Türkiye Büyük Millet Meclisi (TBMM), 23 Nisan 1920 tarihinde kurulmuş olup, Kurtuluş Savaşı’nın en kritik dönemlerinde ülkenin siyasi ve hukuki temellerini atmaya başlamıştır. Bu bağlamda, TBMM'nin yaptığı ilk antlaşma da, Türkiye Cumhuriyeti’nin ulusal bağımsızlığının ve egemenliğinin temellerini sağlamlaştıran bir dönüm noktasıdır. Peki, TBMM'nin yaptığı ilk antlaşmanın adı nedir? Bu sorunun cevabı, "Misak-ı Milli"dir.
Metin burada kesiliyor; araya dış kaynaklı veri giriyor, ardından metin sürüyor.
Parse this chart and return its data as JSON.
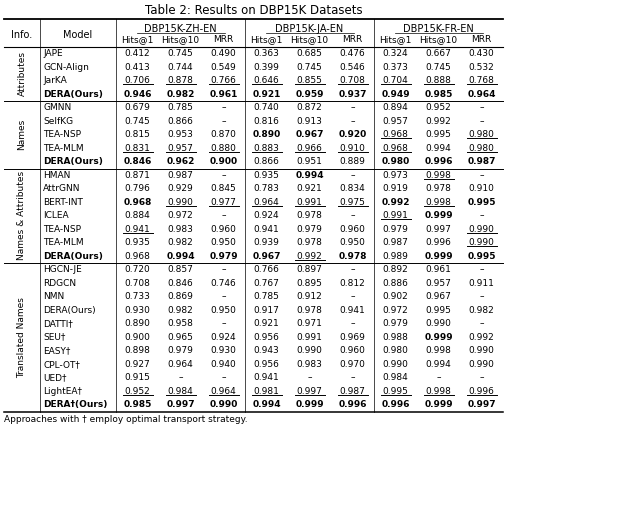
{
  "title": "Table 2: Results on DBP15K Datasets",
  "footnote": "Approaches with † employ optimal transport strategy.",
  "row_groups": [
    {
      "group_label": "Attributes",
      "rows": [
        {
          "model": "JAPE",
          "bold_model": false,
          "vals": [
            "0.412",
            "0.745",
            "0.490",
            "0.363",
            "0.685",
            "0.476",
            "0.324",
            "0.667",
            "0.430"
          ],
          "bold": [],
          "underline": []
        },
        {
          "model": "GCN-Align",
          "bold_model": false,
          "vals": [
            "0.413",
            "0.744",
            "0.549",
            "0.399",
            "0.745",
            "0.546",
            "0.373",
            "0.745",
            "0.532"
          ],
          "bold": [],
          "underline": []
        },
        {
          "model": "JarKA",
          "bold_model": false,
          "vals": [
            "0.706",
            "0.878",
            "0.766",
            "0.646",
            "0.855",
            "0.708",
            "0.704",
            "0.888",
            "0.768"
          ],
          "bold": [],
          "underline": [
            0,
            1,
            2,
            3,
            4,
            5,
            6,
            7,
            8
          ]
        },
        {
          "model": "DERA(Ours)",
          "bold_model": true,
          "vals": [
            "0.946",
            "0.982",
            "0.961",
            "0.921",
            "0.959",
            "0.937",
            "0.949",
            "0.985",
            "0.964"
          ],
          "bold": [
            0,
            1,
            2,
            3,
            4,
            5,
            6,
            7,
            8
          ],
          "underline": []
        }
      ]
    },
    {
      "group_label": "Names",
      "rows": [
        {
          "model": "GMNN",
          "bold_model": false,
          "vals": [
            "0.679",
            "0.785",
            "–",
            "0.740",
            "0.872",
            "–",
            "0.894",
            "0.952",
            "–"
          ],
          "bold": [],
          "underline": []
        },
        {
          "model": "SelfKG",
          "bold_model": false,
          "vals": [
            "0.745",
            "0.866",
            "–",
            "0.816",
            "0.913",
            "–",
            "0.957",
            "0.992",
            "–"
          ],
          "bold": [],
          "underline": []
        },
        {
          "model": "TEA-NSP",
          "bold_model": false,
          "vals": [
            "0.815",
            "0.953",
            "0.870",
            "0.890",
            "0.967",
            "0.920",
            "0.968",
            "0.995",
            "0.980"
          ],
          "bold": [
            3,
            4,
            5
          ],
          "underline": [
            6,
            8
          ]
        },
        {
          "model": "TEA-MLM",
          "bold_model": false,
          "vals": [
            "0.831",
            "0.957",
            "0.880",
            "0.883",
            "0.966",
            "0.910",
            "0.968",
            "0.994",
            "0.980"
          ],
          "bold": [],
          "underline": [
            0,
            1,
            2,
            3,
            4,
            5,
            6,
            8
          ]
        },
        {
          "model": "DERA(Ours)",
          "bold_model": true,
          "vals": [
            "0.846",
            "0.962",
            "0.900",
            "0.866",
            "0.951",
            "0.889",
            "0.980",
            "0.996",
            "0.987"
          ],
          "bold": [
            0,
            1,
            2,
            6,
            7,
            8
          ],
          "underline": []
        }
      ]
    },
    {
      "group_label": "Names & Attributes",
      "rows": [
        {
          "model": "HMAN",
          "bold_model": false,
          "vals": [
            "0.871",
            "0.987",
            "–",
            "0.935",
            "0.994",
            "–",
            "0.973",
            "0.998",
            "–"
          ],
          "bold": [
            4
          ],
          "underline": [
            7
          ]
        },
        {
          "model": "AttrGNN",
          "bold_model": false,
          "vals": [
            "0.796",
            "0.929",
            "0.845",
            "0.783",
            "0.921",
            "0.834",
            "0.919",
            "0.978",
            "0.910"
          ],
          "bold": [],
          "underline": []
        },
        {
          "model": "BERT-INT",
          "bold_model": false,
          "vals": [
            "0.968",
            "0.990",
            "0.977",
            "0.964",
            "0.991",
            "0.975",
            "0.992",
            "0.998",
            "0.995"
          ],
          "bold": [
            0,
            6,
            8
          ],
          "underline": [
            1,
            2,
            3,
            4,
            5,
            7
          ]
        },
        {
          "model": "ICLEA",
          "bold_model": false,
          "vals": [
            "0.884",
            "0.972",
            "–",
            "0.924",
            "0.978",
            "–",
            "0.991",
            "0.999",
            "–"
          ],
          "bold": [
            7
          ],
          "underline": [
            6
          ]
        },
        {
          "model": "TEA-NSP",
          "bold_model": false,
          "vals": [
            "0.941",
            "0.983",
            "0.960",
            "0.941",
            "0.979",
            "0.960",
            "0.979",
            "0.997",
            "0.990"
          ],
          "bold": [],
          "underline": [
            0,
            8
          ]
        },
        {
          "model": "TEA-MLM",
          "bold_model": false,
          "vals": [
            "0.935",
            "0.982",
            "0.950",
            "0.939",
            "0.978",
            "0.950",
            "0.987",
            "0.996",
            "0.990"
          ],
          "bold": [],
          "underline": [
            8
          ]
        },
        {
          "model": "DERA(Ours)",
          "bold_model": true,
          "vals": [
            "0.968",
            "0.994",
            "0.979",
            "0.967",
            "0.992",
            "0.978",
            "0.989",
            "0.999",
            "0.995"
          ],
          "bold": [
            1,
            2,
            3,
            5,
            7,
            8
          ],
          "underline": [
            4
          ]
        }
      ]
    },
    {
      "group_label": "Translated Names",
      "rows": [
        {
          "model": "HGCN-JE",
          "bold_model": false,
          "vals": [
            "0.720",
            "0.857",
            "–",
            "0.766",
            "0.897",
            "–",
            "0.892",
            "0.961",
            "–"
          ],
          "bold": [],
          "underline": []
        },
        {
          "model": "RDGCN",
          "bold_model": false,
          "vals": [
            "0.708",
            "0.846",
            "0.746",
            "0.767",
            "0.895",
            "0.812",
            "0.886",
            "0.957",
            "0.911"
          ],
          "bold": [],
          "underline": []
        },
        {
          "model": "NMN",
          "bold_model": false,
          "vals": [
            "0.733",
            "0.869",
            "–",
            "0.785",
            "0.912",
            "–",
            "0.902",
            "0.967",
            "–"
          ],
          "bold": [],
          "underline": []
        },
        {
          "model": "DERA(Ours)",
          "bold_model": false,
          "vals": [
            "0.930",
            "0.982",
            "0.950",
            "0.917",
            "0.978",
            "0.941",
            "0.972",
            "0.995",
            "0.982"
          ],
          "bold": [],
          "underline": []
        },
        {
          "model": "DATTI†",
          "bold_model": false,
          "vals": [
            "0.890",
            "0.958",
            "–",
            "0.921",
            "0.971",
            "–",
            "0.979",
            "0.990",
            "–"
          ],
          "bold": [],
          "underline": []
        },
        {
          "model": "SEU†",
          "bold_model": false,
          "vals": [
            "0.900",
            "0.965",
            "0.924",
            "0.956",
            "0.991",
            "0.969",
            "0.988",
            "0.999",
            "0.992"
          ],
          "bold": [
            7
          ],
          "underline": []
        },
        {
          "model": "EASY†",
          "bold_model": false,
          "vals": [
            "0.898",
            "0.979",
            "0.930",
            "0.943",
            "0.990",
            "0.960",
            "0.980",
            "0.998",
            "0.990"
          ],
          "bold": [],
          "underline": []
        },
        {
          "model": "CPL-OT†",
          "bold_model": false,
          "vals": [
            "0.927",
            "0.964",
            "0.940",
            "0.956",
            "0.983",
            "0.970",
            "0.990",
            "0.994",
            "0.990"
          ],
          "bold": [],
          "underline": []
        },
        {
          "model": "UED†",
          "bold_model": false,
          "vals": [
            "0.915",
            "–",
            "–",
            "0.941",
            "–",
            "–",
            "0.984",
            "–",
            "–"
          ],
          "bold": [],
          "underline": []
        },
        {
          "model": "LightEA†",
          "bold_model": false,
          "vals": [
            "0.952",
            "0.984",
            "0.964",
            "0.981",
            "0.997",
            "0.987",
            "0.995",
            "0.998",
            "0.996"
          ],
          "bold": [],
          "underline": [
            0,
            1,
            2,
            3,
            4,
            5,
            6,
            7,
            8
          ]
        },
        {
          "model": "DERA†(Ours)",
          "bold_model": true,
          "vals": [
            "0.985",
            "0.997",
            "0.990",
            "0.994",
            "0.999",
            "0.996",
            "0.996",
            "0.999",
            "0.997"
          ],
          "bold": [
            0,
            1,
            2,
            3,
            4,
            5,
            6,
            7,
            8
          ],
          "underline": []
        }
      ]
    }
  ]
}
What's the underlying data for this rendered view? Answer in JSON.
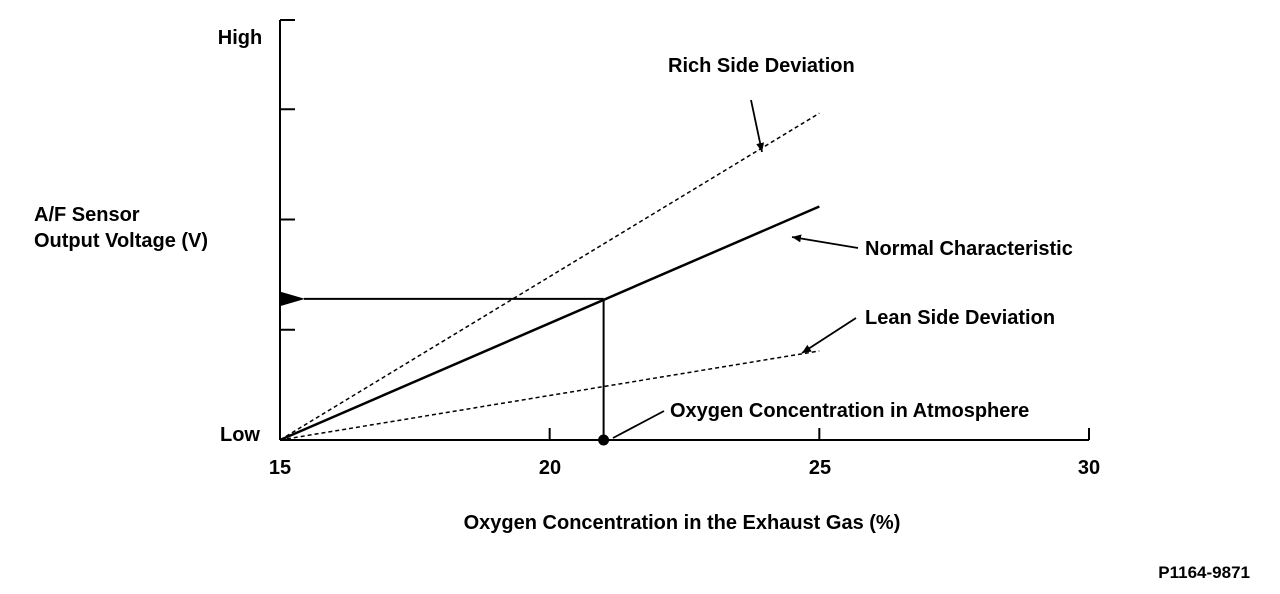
{
  "chart_data": {
    "type": "line",
    "title": "",
    "xlabel": "Oxygen Concentration in the Exhaust Gas (%)",
    "ylabel_lines": [
      "A/F Sensor",
      "Output Voltage (V)"
    ],
    "xlim": [
      15,
      30
    ],
    "ylim": [
      0,
      1
    ],
    "x_ticks": [
      15,
      20,
      25,
      30
    ],
    "y_tick_labels": {
      "top": "High",
      "bottom": "Low"
    },
    "y_ticks": [
      0,
      0.2625,
      0.525,
      0.7875,
      1
    ],
    "grid": false,
    "series": [
      {
        "name": "Rich Side Deviation",
        "style": "dashed",
        "points": [
          [
            15,
            0
          ],
          [
            25,
            0.778
          ]
        ]
      },
      {
        "name": "Normal Characteristic",
        "style": "solid",
        "points": [
          [
            15,
            0
          ],
          [
            25,
            0.556
          ]
        ]
      },
      {
        "name": "Lean Side Deviation",
        "style": "dashed",
        "points": [
          [
            15,
            0
          ],
          [
            25,
            0.212
          ]
        ]
      }
    ],
    "marker": {
      "name": "Oxygen Concentration in Atmosphere",
      "x": 21,
      "y": 0
    },
    "reference_value": {
      "x": 21,
      "y": 0.336
    },
    "figure_id": "P1164-9871"
  }
}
Misak-ı Milli’nin Tanımı ve Önemi

Misak-ı Milli, 28 Ocak 1920 tarihinde, İstanbul’daki son Osmanlı Meclisi Mebusanı’nda kabul edilmiş ve ardından 12 Şubat 1920’de TBMM tarafından benimsenmiştir. Türk milletinin ulusal sınırlarının belirlenmesi ve egemenliğinin korunması için bir temel ilkeler seti olarak kabul edilen Misak-ı Milli, esasen bir "ulusal antlaşma" niteliğindedir. Bu belge, Türkiye Cumhuriyeti’nin kurucu lideri Mustafa Kemal Atatürk’ün önderliğinde kabul edilen ve bir ulusal kurtuluş hareketinin hedeflerini ortaya koyan ilk yazılı belgedir.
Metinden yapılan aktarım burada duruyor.